CattleIn the Barn

Two Ends Of A Barn

We are slowly beginning the barn remodel in the bull pen and still getting the clean-out phase under way. It amazes me just how much stuff can get jammed into a space in the course of a few years and then once stowed cam be completely forgotten.

There have been broken pitchforks (plans to repair evaporated after they had been stored in the old manure spreader). Bags and bags of old baling twine (carefully compacted and secure from getting where the bulls can chew on the dangerous twine yet the corner where they are piled has molded and the twine is no longer in bags or secure at all). Splintered boards (why in the heck are we keeping those around?). And a myriad of other no longer usable and generally unwanted items with that old manure spreader that broke a very important gear about 20 years ago and has never been repaired (the hitch is little more than 2 x 4’s twined together with rope, four flat tires and remnants of a long ago mummified varmint with the dregs of an unsuccessful dumping of the last load of manure). Bitter? No, I am to blame for many of those items taking up room in the barn just as well as the other farm occupants. But it is high time for a clean out of al of it.

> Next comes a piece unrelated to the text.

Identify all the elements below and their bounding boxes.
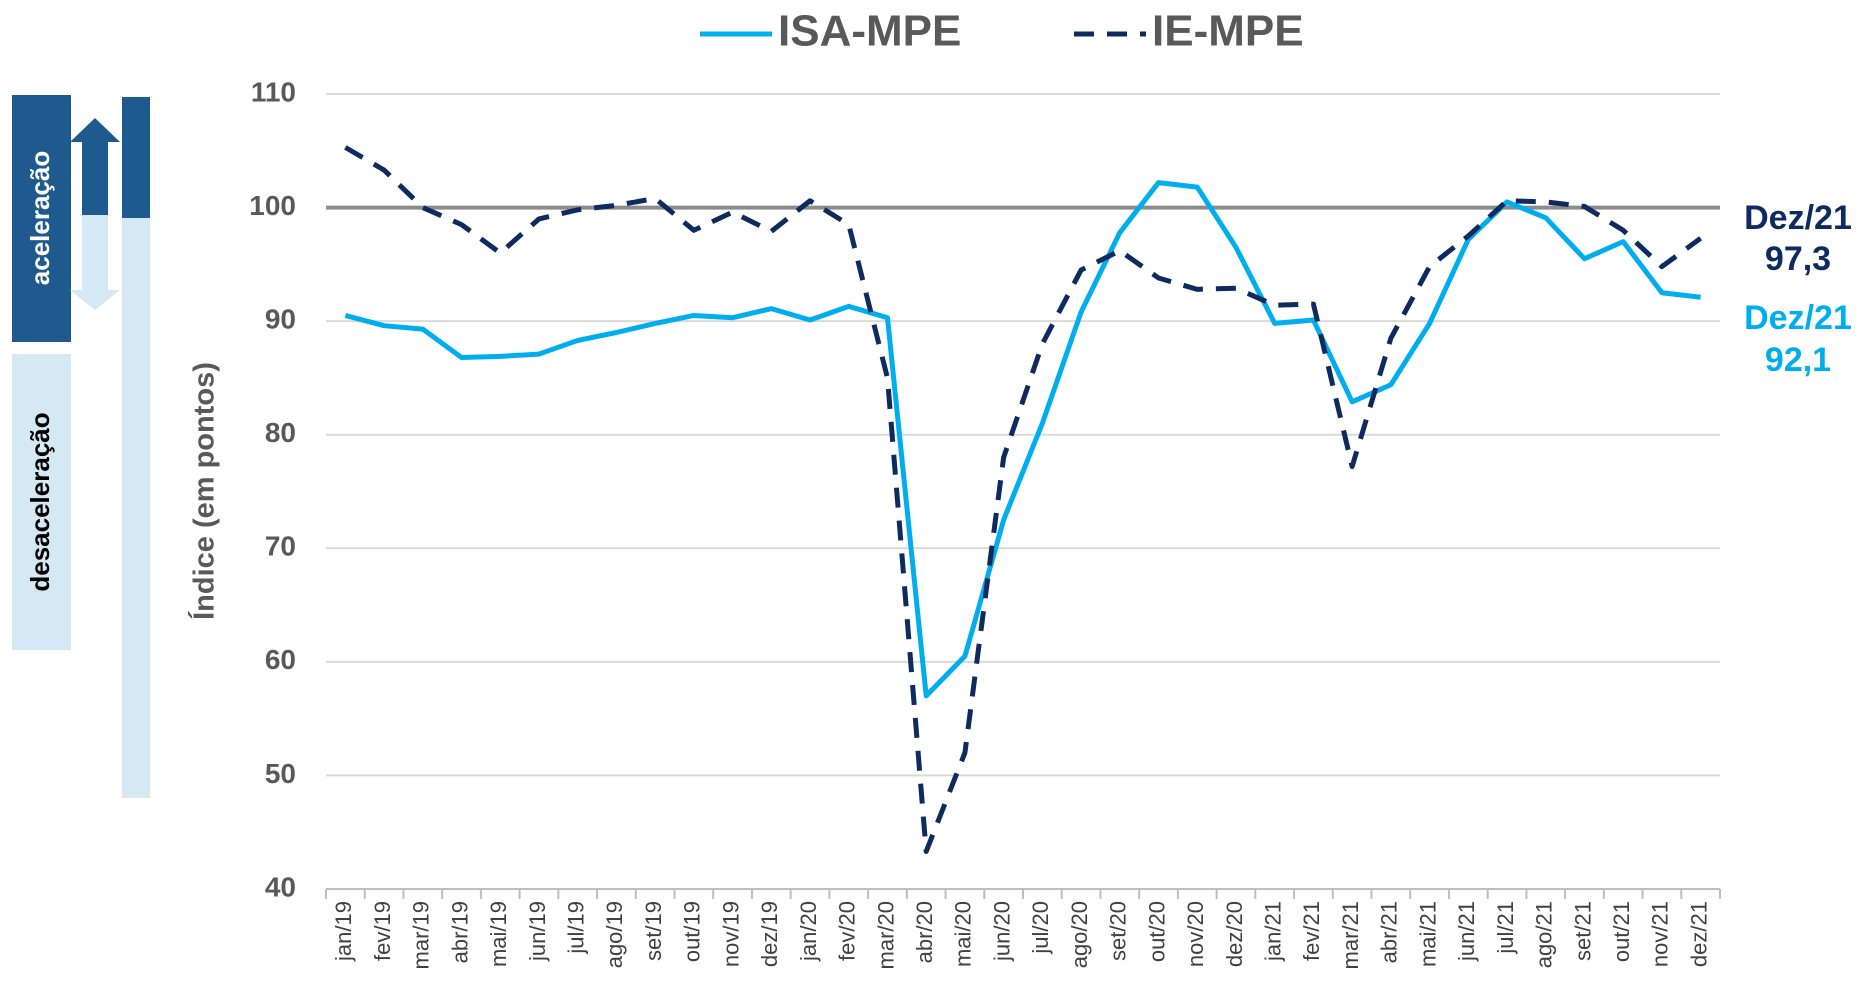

The hay we harvested and brought into the barn this year is more neatly stacked than in previous years so that it as compact as possible for a wall will be built to keep the bull part of the barn separate from the working space. We have two yearling bulls and two newly weaned bulls in their section during this transition and while they have access to their area and the large outside grazing area they still get to come and go as they please just like normal.

broken boards in the mangerThe bulls decided that the neat stack of hay was in the way of seeing what we were doing, or that they were just ready to break into some new bales and were stretching their necks in beyond the manger to pull bits of the sweet grass hay. They ended up breaking the boards of the manger that were an added barrier just below the strong steel bars of the head openings and the tallest bull could stretch his neck up to tug at bales between the front barrier of slatted wood until he had a few tumble into the manger. It was good eating for the four animals until we found what they had done.

Mike reinforced the boards at the neck height for the bulls with lots of twine (he happened to find a mother-lode of it in the old manure spreader, go figure). A temporary fix was assembled to strengthen the barrier until the load of new wood for the remodel arrives and the mix-match cobbled mess can be fixed properly.

The bulls seemed saddened that their game of pigging out had been cut short but was soon forgotten as some apples were chopped up for their next meal.

 

One thought on “Two Ends Of A Barn

  • Bonnie Shumaker

    Seems to me that you now have some more splintered boards to save. Or not.